Arthur Machen nació en 1863 en el pueblecito galés de Caerleon-on-Usk, en aquel momento un villorrio de poca importancia, pero que la había tenido durante la dominación romana, bajo el nombre de Isca Silurum, cuando fue la sede de la Legión II Augusta. Un enclave además ligado a la leyenda artúrica, pues en él sitúa la capital de su reino Godofredo de Monmouth, el gran creador del mito a través de su Historia de los reyes de Britania y galés él mismo (la región donde se encuentra Caerleon se llama, no en vano, Monmouthshire). El contraste entre el esplendor de antaño y la mediocre degradación del presente serían utilizados por el autor para crear la atmósfera de todas sus narraciones rurales. Machen fundiría el pasado romano, la herencia céltica y el recuerdo del cristianismo medieval en un fondo magmático, elusivo pero muy coherente, y con mucho de pagano, que recorre sus mejores y más conocidas obras.

Arthur Machen, hacia 1905Con poco más de 20 años, Machen se instaló en Londres decidido a vivir de la literatura. En su camino tuvo que ejercer muy diversas profesiones: periodismo (que siempre detestó, aunque fue su principal ocupación durante largos periodos), bibliógrafo, profesor, traductor (del francés: por ejemplo, Rabelais, uno de sus grandes referentes) o actor (en la década inicial del siglo XX, miembro de una compañía ambulante). El episodio que suele llamar más la atención entre sus incondicionales es su pertenencia a la Orden Hermética del Alba Dorada, sociedad esotérica de historia y fines un tanto difusos pero que está considerablemente mitificada entre los aficionados a la literatura fantástica porque a ella pertenecieron, con distintos grados de proximidad, escritores como Blackwood, Stoker, Yeats, Wells, Meyrink o el mismísimo Aleister Crowley, el gran pope del ocultismo británico del primer tercio del siglo XX.

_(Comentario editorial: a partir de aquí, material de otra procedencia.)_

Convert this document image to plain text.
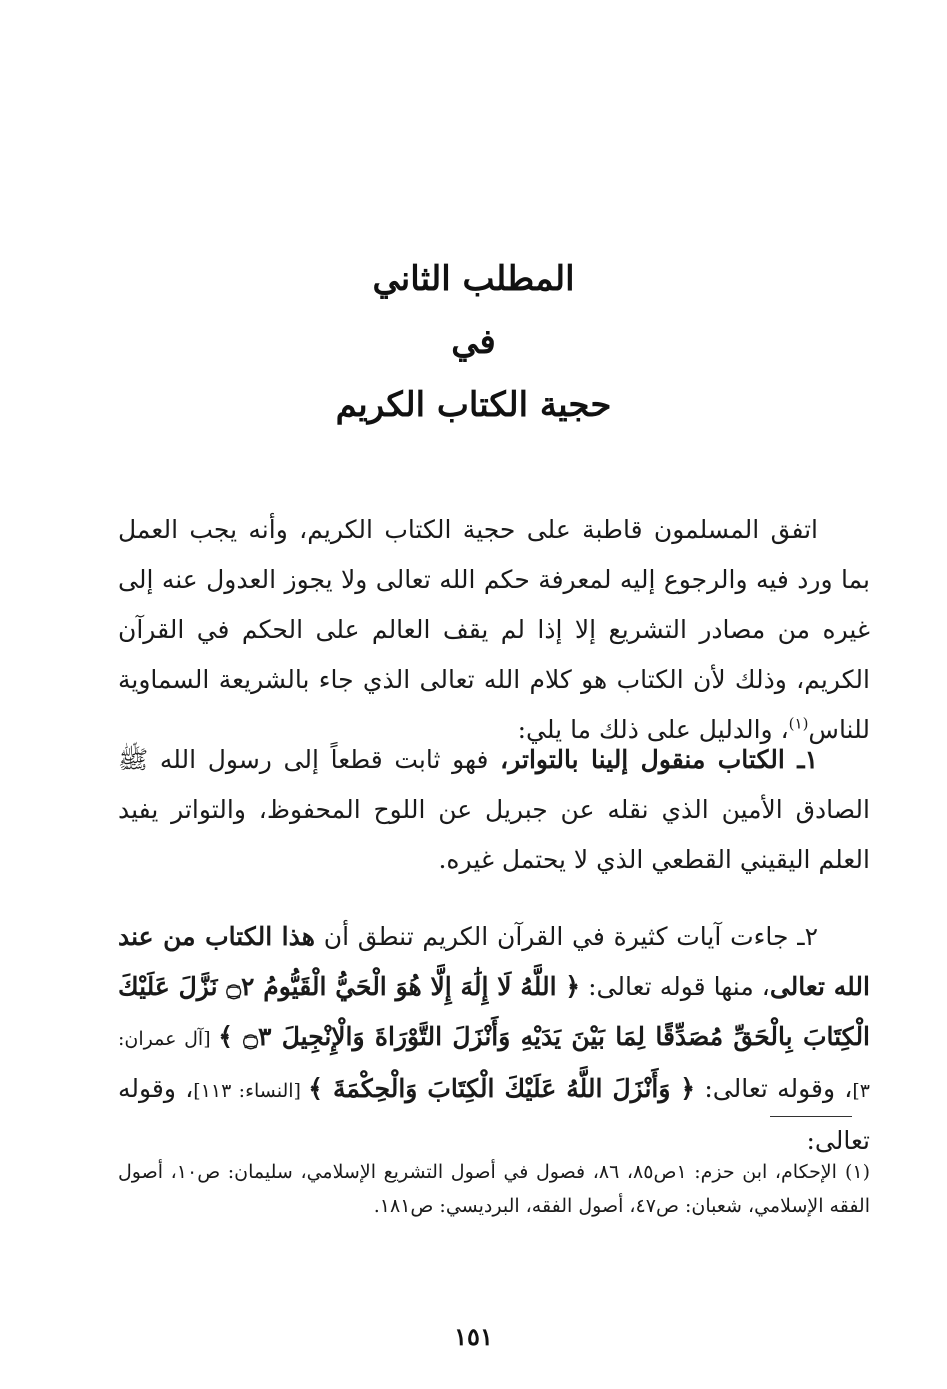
المطلب الثاني
في
حجية الكتاب الكريم

اتفق المسلمون قاطبة على حجية الكتاب الكريم، وأنه يجب العمل بما ورد فيه والرجوع إليه لمعرفة حكم الله تعالى ولا يجوز العدول عنه إلى غيره من مصادر التشريع إلا إذا لم يقف العالم على الحكم في القرآن الكريم، وذلك لأن الكتاب هو كلام الله تعالى الذي جاء بالشريعة السماوية للناس$^{(١)}$، والدليل على ذلك ما يلي:

١ـ الكتاب منقول إلينا بالتواتر، فهو ثابت قطعاً إلى رسول الله ﷺ الصادق الأمين الذي نقله عن جبريل عن اللوح المحفوظ، والتواتر يفيد العلم اليقيني القطعي الذي لا يحتمل غيره.

٢ـ جاءت آيات كثيرة في القرآن الكريم تنطق أن هذا الكتاب من عند الله تعالى، منها قوله تعالى: ﴿ اللَّهُ لَا إِلَٰهَ إِلَّا هُوَ الْحَيُّ الْقَيُّومُ ۝٢ نَزَّلَ عَلَيْكَ الْكِتَابَ بِالْحَقِّ مُصَدِّقًا لِمَا بَيْنَ يَدَيْهِ وَأَنْزَلَ التَّوْرَاةَ وَالْإِنْجِيلَ ۝٣ ﴾ [آل عمران: ٣]، وقوله تعالى: ﴿ وَأَنْزَلَ اللَّهُ عَلَيْكَ الْكِتَابَ وَالْحِكْمَةَ ﴾ [النساء: ١١٣]، وقوله تعالى:

(١)الإحكام، ابن حزم: ١ص٨٥، ٨٦، فصول في أصول التشريع الإسلامي، سليمان: ص١٠، أصول الفقه الإسلامي، شعبان: ص٤٧، أصول الفقه، البرديسي: ص١٨١.

١٥١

Las obras por las que hoy es conocido las escribió en un periodo de veinte años, entre el último lustro del siglo XIX y el final de la Primera Guerra Mundial. Su repercusión conoció considerables altibajos, tanto como su fortuna: a periodos de prosperidad se le unieron otros de estrecheces; a momentos de repercusión o de revalorización, otros de completo opacamiento. Buena prueba de esta irregularidad es que muchas se publicaron tiempo después de su redacción inicial. Su primer éxito, y uno de sus relatos más conocidos, fue El gran dios Pan (1894), que en buena medida representa las claves fundamentales de su mundo: las repercusiones de la iluminación que sufre un individuo (en este caso una mujer) que consigue superar la limitación de nuestra mirada sobre la realidad, entre otras razones porque se ha conseguido por medio artificiales y no naturales, y los horrores subsiguientes que eso provoca. Incluso, la acción se divide entre el mundo rural galés donde tiene lugar ese acceso y los primeros pasos de su criatura, y el Londres abigarrado y misterioso donde concluirán.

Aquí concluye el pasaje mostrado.